President Vladimir Putin's opponents on Monday gleefully sought to prove the Russian strongman had massively exaggerated the weight of a pike he caught on a recent fishing expedition to Siberia.
The Kremlin on Friday had announced that Putin managed to catch a 21 kilogramme (46 pound) pike while on a trip to the region of Tuva, providing television footage and pictures of the president stripped to the waist as he cast his line.
The images were clearly aimed at proving that Putin at the age of 60 is still comfortable in raw nature and has the physical energy to catch a huge fish and lead his nation in changing times.
But the catch immediately sent the opposition -- whose scrutiny on the Internet of Putin's stunts becomes ever more thorough each year -- scurrying to their fishing manuals to prove the Kremlin wrong.
And prominent opposition bloggers claimed Monday that Putin had fallen into the classic amateur fisherman's trap of exaggerating the size of his catch.
Blogger and author Alfred Kokh calculated the length, diameter and volume of the fish and said it could only have weighed "10-11 kilogrammes" and not the 21 kilogrammes as claimed by the Kremlin.
Pro-opposition journalist Oleg Kashin added that a fish weighing 21 kilos and the size of the one caught by Putin would be so dense that it would simply have sunk to the bottom of the lake.
"A pike that heavy just could not swim," Kashin wrote on Twitter. "She would sink to the bottom! In fact this pike was made from granite."
Putin's spokesman Dmitry Peskov rubbished the claims, which he blamed on "it being summer, there's nothing to do, people need to talk".
"I personally saw the scales and was present at the weighing. The pike really weighed more than 20 kilogrammes," he told the Russian News Service.
The opposition Novaya Gazeta newspaper meanwhile asked why it had taken the Kremlin until Friday to release the images from a trip that appeared to have taken place over the July 20-21 weekend.
"Maybe they had to agree the weight of the pike themselves? Maybe they also had to weigh up the possible propagandistic effect, a plus or a minus?" the paper wrote.
The footage was loaded with political symbolism, with Prime Minister Dmitry Medvedev popping up on the excursion to take pictures and even sample the grilled pike in what seemed a bid to lay to rest rumours of a split with Putin.

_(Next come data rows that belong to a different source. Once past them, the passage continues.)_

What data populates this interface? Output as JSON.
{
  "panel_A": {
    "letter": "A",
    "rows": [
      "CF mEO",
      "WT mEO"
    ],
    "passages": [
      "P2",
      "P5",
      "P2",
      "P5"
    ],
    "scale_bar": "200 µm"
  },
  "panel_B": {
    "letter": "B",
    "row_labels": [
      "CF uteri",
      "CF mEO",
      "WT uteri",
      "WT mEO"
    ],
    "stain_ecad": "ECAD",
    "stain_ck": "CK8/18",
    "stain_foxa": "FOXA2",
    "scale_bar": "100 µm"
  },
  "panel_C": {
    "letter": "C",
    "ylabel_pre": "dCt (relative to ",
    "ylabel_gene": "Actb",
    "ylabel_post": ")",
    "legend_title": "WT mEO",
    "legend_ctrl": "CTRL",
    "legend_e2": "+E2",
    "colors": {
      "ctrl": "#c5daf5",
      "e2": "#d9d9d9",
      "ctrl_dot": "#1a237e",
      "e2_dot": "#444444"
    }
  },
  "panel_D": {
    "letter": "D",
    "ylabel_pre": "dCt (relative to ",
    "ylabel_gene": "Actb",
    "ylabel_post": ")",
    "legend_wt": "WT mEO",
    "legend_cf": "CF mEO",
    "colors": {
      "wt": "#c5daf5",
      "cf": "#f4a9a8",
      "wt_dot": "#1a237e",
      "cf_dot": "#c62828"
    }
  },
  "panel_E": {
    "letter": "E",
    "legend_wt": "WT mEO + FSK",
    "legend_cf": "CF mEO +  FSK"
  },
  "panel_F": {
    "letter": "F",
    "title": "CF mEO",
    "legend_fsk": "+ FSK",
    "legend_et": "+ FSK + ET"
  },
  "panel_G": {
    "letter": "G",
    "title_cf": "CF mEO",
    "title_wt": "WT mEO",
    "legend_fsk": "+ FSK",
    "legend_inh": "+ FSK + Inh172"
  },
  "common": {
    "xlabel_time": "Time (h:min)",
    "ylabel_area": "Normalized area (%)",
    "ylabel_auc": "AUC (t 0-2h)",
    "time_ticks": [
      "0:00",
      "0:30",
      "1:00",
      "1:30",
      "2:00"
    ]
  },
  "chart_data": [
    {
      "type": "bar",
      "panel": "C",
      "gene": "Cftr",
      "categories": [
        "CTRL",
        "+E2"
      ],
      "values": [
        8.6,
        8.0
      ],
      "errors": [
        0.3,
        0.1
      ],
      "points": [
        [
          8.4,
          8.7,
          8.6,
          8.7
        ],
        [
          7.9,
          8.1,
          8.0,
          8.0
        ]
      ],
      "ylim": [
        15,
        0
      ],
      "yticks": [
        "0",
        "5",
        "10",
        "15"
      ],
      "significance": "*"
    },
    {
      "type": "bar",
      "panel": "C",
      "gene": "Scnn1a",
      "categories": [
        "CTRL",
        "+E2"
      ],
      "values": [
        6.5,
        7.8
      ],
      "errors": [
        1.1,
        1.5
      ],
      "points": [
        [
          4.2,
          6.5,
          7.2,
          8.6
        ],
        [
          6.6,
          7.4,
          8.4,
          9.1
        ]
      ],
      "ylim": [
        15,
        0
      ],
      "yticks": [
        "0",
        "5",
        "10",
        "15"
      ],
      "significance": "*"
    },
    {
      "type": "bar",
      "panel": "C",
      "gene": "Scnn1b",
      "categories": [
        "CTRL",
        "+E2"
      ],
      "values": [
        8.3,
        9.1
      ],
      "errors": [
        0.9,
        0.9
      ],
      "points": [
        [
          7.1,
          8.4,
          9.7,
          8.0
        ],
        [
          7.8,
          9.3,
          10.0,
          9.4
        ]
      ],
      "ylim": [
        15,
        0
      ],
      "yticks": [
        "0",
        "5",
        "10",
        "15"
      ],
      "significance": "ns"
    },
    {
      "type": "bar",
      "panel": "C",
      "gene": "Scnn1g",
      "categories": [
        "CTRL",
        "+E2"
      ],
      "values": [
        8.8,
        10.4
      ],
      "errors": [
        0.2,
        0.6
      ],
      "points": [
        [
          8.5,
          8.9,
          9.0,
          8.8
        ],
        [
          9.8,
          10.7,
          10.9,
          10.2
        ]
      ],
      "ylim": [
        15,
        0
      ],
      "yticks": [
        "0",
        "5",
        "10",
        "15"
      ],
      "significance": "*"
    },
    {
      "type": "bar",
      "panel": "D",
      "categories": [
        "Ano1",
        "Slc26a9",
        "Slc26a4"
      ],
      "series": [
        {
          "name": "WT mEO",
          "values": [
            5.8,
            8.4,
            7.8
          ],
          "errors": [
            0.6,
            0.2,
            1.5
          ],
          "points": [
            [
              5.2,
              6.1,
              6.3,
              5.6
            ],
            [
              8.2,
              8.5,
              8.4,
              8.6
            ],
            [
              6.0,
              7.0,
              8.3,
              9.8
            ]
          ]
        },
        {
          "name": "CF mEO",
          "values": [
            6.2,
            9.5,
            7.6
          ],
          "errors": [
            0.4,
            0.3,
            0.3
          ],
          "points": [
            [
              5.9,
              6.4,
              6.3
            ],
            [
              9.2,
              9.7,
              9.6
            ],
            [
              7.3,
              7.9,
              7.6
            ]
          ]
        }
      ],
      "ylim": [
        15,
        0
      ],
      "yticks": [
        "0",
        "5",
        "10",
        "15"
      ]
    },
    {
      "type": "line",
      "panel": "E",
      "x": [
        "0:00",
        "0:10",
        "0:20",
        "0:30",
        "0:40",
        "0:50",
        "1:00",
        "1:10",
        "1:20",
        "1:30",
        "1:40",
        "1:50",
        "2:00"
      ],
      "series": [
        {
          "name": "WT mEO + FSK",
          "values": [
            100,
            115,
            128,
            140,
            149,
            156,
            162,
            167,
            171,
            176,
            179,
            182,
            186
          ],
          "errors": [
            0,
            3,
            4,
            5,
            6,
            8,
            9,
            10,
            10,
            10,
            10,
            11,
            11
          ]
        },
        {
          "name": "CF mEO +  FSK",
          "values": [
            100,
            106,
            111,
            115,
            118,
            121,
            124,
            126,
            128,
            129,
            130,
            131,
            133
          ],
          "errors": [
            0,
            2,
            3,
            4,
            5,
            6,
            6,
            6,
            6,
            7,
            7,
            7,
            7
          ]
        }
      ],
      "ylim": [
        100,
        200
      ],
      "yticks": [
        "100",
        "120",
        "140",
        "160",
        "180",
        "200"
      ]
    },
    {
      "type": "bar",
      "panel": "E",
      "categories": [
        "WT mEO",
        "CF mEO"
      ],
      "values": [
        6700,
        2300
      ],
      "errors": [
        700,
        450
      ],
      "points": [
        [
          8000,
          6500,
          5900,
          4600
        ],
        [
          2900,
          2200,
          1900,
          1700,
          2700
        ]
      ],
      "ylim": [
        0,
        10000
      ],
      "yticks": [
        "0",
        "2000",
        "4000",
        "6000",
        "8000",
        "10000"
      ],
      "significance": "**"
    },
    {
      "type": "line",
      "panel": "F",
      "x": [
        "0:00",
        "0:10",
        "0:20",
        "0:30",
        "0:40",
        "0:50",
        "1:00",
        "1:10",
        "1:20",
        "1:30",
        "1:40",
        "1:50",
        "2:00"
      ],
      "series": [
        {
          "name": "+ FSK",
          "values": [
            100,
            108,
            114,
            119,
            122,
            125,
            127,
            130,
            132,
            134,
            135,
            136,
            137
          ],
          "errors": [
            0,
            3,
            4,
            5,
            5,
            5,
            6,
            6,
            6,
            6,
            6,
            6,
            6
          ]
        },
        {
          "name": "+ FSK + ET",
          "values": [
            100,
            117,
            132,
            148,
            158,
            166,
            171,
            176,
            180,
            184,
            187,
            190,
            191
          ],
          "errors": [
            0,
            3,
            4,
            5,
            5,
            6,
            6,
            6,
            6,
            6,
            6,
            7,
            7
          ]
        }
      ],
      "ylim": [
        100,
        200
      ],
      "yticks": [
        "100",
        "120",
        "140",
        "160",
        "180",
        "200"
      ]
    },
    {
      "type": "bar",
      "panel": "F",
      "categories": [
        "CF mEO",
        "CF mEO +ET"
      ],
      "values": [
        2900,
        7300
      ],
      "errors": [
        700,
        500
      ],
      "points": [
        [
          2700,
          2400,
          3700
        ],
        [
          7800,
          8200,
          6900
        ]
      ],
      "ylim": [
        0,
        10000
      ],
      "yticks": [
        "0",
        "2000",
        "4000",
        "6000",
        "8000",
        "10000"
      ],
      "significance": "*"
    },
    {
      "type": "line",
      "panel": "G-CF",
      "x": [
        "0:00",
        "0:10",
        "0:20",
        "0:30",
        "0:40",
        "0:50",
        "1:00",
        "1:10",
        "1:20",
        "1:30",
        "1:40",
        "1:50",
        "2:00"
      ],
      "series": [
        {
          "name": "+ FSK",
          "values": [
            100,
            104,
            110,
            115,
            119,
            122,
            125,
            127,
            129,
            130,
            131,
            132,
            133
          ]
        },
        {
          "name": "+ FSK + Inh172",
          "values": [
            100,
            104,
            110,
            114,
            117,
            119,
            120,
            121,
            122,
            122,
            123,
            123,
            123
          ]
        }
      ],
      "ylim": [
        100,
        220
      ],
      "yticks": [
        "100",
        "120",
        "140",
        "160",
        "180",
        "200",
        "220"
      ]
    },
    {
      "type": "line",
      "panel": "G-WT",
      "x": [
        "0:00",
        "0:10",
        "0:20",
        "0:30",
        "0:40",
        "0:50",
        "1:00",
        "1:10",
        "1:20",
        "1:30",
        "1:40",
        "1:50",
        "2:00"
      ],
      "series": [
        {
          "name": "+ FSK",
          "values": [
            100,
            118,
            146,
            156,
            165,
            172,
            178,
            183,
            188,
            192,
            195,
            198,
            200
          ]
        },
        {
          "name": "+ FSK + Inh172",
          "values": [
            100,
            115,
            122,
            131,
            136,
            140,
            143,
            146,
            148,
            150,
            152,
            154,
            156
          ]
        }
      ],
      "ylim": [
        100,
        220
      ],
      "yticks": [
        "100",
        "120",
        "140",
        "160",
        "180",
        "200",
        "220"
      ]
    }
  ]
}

Some bloggers alleged that the man who caught the fish was not Putin but a double or that the footage dated from a past trip to Tuva in 2007 given the president seemed to be wearing the same watch and clothes.
"The clothes are not old clothes, they are new clothes," said Peskov. "As for the watch, it is the same one as he wore then," he acknowledged.
The pro-Kremlin mass-circulation daily Komsomolskaya Pravda showed no such suspicions, devoting a whole page to pictures of Putin in his camouflage outfit and fawning commentary.
"Many people think that catching such a trophy is a pure accident," a fishing expert named Vitaly Maximov told the newspaper.
"Be sure, it's not by chance! You need to have the psychology of a victor and a risk-taker."
The standoff between pro-Kremlin media and bloggers recalls a similar controversy last year when Putin took to a hang-glider to fly with endangered cranes on their migration.
It later emerged that the cranes had failed to migrate and had ended up being transported by plane to fenced enclosures in nature reserves.
In a widely ridiculed stunt in 2011, Putin "discovered" ancient Grecian urns while diving in the Black Sea but the Kremlin later admitted the treasure had been placed in shallow waters for him to find.